If you ever want to fill up a year of your life with physical, mental, and emotional overload, then register for an Ironman race. Not only do you spend copious amounts of money to register a year in advance, but you also spend a full six months training so that you are (you hope) adequately prepared for the 2.4-mile swim, 112-mile bike ride, and 26.2-mile run.  

Local triathlete Jenny Burden was ready to own Ironman Boulder on Aug. 6. The proverbial “hay was in the barn,” and it showed in her impressive swim time and swift bike splits for the first 100 miles of the race.  

And then, like a violent unpredictable tornado, something changed. High expectations turned into an abnormally high heart rate, and she had to stop for a moment to rest under a tree. Jenny Burden was weathering her own storm. “I got up after about five minutes of rest and approached my bike, determined to finish the last 11 miles and get on with the run,” she shared in her blog recap. “But, as soon as I stood over the handlebars, my heart rate shot up, and I had to put my head down.” Police officers and medics came to her aid while she assessed her own dizzying symptoms and emotions. Like most storms, they often come on unexpectedly and, as we've seen in many recent natural disasters, not even the most arduous preparations can prepare you for the worst-case scenarios. In Burden's case, she was caught in one of those moments and eventually made the decision to remove her chip and end her race with less than 12 miles to go on the bike. 

To some, she says, a situation like this may be considered just a bummer or a learning opportunity. “However, the experience is more,” she writes. “It is real grief.” In the moments and days after the race, she felt anger, shame, frustration, and, of course, profound sadness. 

In lieu of a medal and bragging rights, what lessons can be learned from such an experience? What can she take away from this race? “I still struggle with thoughts of what if,  but none of those provide the magic fix.” Instead, however, she devotes herself to many of the positive takeaways. 

Unconditional Support of Loved Ones

Her husband, teammates, and friends have been a rock of support. Never underestimate the power of your tribe!

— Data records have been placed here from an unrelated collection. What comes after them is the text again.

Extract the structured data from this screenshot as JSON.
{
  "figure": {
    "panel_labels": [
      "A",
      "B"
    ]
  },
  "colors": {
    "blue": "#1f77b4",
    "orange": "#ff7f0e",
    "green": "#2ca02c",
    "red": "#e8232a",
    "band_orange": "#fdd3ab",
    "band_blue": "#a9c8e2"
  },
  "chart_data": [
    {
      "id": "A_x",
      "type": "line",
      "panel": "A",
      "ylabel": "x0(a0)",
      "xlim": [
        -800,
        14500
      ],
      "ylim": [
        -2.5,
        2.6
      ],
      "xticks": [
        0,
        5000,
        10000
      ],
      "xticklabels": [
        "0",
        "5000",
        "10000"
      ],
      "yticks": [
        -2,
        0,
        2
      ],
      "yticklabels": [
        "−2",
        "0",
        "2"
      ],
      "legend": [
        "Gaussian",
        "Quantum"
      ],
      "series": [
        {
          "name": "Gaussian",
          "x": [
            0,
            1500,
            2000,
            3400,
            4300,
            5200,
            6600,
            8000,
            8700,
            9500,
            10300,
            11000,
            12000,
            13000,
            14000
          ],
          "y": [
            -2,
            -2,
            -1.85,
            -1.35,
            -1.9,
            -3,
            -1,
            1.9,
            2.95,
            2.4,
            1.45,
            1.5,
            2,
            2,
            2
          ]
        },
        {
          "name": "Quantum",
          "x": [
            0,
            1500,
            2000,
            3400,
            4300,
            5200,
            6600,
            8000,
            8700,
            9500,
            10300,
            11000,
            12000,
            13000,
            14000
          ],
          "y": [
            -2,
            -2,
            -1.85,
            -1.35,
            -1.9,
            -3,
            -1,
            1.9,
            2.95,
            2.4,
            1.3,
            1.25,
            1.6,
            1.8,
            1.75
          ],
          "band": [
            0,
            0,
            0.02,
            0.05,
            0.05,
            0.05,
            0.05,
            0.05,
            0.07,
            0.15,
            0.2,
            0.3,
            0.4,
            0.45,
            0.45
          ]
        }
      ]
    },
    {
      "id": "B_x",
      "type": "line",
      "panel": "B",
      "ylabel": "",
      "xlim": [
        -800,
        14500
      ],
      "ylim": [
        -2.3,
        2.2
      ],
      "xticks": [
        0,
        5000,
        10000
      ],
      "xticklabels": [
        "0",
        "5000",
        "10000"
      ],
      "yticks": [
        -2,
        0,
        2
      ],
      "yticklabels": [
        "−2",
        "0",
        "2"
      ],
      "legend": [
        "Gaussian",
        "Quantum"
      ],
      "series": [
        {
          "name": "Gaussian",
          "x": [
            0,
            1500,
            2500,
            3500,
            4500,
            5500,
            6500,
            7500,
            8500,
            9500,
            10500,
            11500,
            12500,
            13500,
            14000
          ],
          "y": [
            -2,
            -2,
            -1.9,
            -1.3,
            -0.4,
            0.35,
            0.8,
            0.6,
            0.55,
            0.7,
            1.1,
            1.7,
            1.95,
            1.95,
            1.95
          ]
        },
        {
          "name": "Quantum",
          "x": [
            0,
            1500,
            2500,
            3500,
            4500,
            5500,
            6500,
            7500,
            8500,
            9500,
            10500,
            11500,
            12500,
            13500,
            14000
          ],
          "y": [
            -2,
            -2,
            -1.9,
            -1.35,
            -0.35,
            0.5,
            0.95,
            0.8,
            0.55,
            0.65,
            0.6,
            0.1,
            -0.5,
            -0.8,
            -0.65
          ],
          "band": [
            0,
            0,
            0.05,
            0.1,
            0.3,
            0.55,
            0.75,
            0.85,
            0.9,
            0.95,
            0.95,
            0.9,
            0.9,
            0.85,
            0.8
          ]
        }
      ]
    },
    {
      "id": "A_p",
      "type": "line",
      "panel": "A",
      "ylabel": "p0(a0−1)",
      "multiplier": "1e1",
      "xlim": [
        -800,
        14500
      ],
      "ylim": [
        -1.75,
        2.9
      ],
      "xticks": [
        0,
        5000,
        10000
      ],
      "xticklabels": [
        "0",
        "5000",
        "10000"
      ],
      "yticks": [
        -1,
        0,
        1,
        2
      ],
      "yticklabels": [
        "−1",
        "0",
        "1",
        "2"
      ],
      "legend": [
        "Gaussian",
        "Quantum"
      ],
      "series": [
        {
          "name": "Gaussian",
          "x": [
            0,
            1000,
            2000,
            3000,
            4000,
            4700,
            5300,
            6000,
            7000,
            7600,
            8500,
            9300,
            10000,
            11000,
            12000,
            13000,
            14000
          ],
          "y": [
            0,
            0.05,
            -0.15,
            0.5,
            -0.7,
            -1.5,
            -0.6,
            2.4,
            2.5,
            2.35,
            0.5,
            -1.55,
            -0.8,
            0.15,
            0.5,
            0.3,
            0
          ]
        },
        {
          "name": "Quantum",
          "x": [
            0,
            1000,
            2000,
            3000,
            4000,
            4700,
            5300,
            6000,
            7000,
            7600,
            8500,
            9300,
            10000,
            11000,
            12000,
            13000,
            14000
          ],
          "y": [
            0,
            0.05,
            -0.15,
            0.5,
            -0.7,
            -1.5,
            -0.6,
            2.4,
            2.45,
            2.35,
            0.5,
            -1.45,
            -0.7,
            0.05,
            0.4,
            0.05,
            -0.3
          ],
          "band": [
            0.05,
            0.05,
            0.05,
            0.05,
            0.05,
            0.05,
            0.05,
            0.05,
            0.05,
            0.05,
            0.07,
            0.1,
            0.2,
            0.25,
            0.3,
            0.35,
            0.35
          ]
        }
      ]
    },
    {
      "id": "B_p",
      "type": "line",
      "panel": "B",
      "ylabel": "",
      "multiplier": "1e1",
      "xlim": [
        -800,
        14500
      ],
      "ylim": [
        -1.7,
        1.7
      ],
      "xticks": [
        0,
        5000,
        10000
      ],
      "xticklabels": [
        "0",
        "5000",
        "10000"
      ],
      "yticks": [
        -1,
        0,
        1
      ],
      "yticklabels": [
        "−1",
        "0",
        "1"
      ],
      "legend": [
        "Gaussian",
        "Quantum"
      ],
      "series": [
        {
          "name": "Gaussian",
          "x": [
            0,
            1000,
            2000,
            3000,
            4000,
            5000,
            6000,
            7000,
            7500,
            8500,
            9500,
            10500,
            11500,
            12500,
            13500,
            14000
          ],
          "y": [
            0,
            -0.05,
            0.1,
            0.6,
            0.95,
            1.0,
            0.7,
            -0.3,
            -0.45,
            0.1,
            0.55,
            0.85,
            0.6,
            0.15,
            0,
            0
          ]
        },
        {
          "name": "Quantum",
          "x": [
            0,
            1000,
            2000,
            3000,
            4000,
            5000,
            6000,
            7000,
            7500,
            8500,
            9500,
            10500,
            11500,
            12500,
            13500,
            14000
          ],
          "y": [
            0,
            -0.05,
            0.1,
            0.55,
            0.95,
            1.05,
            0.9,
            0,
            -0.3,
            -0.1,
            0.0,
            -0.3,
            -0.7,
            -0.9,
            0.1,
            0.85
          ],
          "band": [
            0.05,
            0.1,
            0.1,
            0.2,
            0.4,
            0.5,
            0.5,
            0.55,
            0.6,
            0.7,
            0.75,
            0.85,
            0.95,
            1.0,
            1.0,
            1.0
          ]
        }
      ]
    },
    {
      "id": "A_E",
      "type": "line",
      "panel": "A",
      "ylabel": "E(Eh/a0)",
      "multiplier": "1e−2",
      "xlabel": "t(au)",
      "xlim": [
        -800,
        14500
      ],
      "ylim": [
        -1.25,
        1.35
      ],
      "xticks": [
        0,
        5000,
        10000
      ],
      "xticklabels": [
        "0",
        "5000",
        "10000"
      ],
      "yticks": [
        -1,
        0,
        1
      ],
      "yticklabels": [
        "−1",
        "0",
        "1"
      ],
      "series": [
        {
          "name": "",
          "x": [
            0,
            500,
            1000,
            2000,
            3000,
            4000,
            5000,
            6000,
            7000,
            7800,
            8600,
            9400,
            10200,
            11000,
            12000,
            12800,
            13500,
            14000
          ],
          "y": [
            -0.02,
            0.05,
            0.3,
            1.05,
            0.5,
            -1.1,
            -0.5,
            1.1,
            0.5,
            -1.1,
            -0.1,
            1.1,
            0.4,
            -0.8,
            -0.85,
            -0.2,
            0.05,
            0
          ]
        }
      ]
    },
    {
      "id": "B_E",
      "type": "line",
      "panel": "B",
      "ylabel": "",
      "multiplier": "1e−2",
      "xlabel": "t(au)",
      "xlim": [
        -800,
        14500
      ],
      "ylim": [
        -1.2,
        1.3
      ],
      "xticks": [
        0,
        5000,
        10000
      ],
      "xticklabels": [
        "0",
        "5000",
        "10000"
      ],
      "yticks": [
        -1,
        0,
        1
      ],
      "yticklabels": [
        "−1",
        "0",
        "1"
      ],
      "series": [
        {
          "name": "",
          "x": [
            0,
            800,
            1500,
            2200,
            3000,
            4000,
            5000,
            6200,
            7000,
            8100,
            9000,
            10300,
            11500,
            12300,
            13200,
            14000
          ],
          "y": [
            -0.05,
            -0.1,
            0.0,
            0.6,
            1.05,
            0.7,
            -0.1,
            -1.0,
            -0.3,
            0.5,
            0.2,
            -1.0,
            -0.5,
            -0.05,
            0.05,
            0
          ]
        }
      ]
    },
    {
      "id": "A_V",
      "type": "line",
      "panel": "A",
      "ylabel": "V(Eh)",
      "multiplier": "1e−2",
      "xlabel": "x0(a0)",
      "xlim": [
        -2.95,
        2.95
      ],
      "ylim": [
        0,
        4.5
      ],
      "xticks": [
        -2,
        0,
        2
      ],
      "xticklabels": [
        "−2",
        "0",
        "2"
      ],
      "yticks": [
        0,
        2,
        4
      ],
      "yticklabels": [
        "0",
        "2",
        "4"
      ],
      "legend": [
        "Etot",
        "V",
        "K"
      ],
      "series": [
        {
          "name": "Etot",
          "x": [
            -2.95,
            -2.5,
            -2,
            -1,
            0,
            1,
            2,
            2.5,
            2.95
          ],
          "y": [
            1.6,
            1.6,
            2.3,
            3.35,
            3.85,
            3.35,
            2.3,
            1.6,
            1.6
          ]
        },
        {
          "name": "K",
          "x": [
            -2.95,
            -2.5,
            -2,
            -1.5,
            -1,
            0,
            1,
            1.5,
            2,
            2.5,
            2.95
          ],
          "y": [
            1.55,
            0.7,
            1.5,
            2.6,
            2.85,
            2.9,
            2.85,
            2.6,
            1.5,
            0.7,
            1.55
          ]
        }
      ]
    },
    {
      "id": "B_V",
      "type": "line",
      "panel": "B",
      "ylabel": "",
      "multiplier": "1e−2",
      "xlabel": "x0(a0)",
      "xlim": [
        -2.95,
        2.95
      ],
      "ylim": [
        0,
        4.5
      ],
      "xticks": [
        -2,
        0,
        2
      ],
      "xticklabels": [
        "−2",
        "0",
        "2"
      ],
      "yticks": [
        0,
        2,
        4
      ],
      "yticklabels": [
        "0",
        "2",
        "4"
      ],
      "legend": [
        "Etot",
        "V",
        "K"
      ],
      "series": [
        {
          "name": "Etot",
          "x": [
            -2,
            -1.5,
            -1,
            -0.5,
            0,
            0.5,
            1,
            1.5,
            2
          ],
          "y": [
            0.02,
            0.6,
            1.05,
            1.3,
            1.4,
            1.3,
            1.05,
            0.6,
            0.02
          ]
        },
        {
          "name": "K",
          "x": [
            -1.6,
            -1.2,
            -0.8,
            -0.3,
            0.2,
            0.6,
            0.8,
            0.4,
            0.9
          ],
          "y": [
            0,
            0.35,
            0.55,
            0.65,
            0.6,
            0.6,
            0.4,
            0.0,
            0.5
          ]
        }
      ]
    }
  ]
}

The Accomplishments of the Day Shouldn't Be Overlooked

She had her best swim ever and went into the race in some of the best shape of her life. She was ready and prepared.

She Didn't Injure Herself

The emotional scars may take time to heal, but she walked away with no real physical repercussions. Had she decided to continue, who knows what may have happened?

Bouncing Back with Style

Burden was recently named the South Central Regional Champion for Women ages 25 to 29, and she’ll be representing the United States at the XTERRA World Championship race in Maui on Oct. 23, 2016. Talk about a comeback!


Perhaps Missy Franklin sums up these rough moments most poignantly in her interview when she said, “ You’re so much more than just the number of medals, you’re so much more than the time you are in a pool. Your value goes beyond all of that. I don’t think I would have ever come to that realization without something like this.”

Adversity enhances your value.  

I don't know about you, but knowing that I have value keeps me grounded through every storm.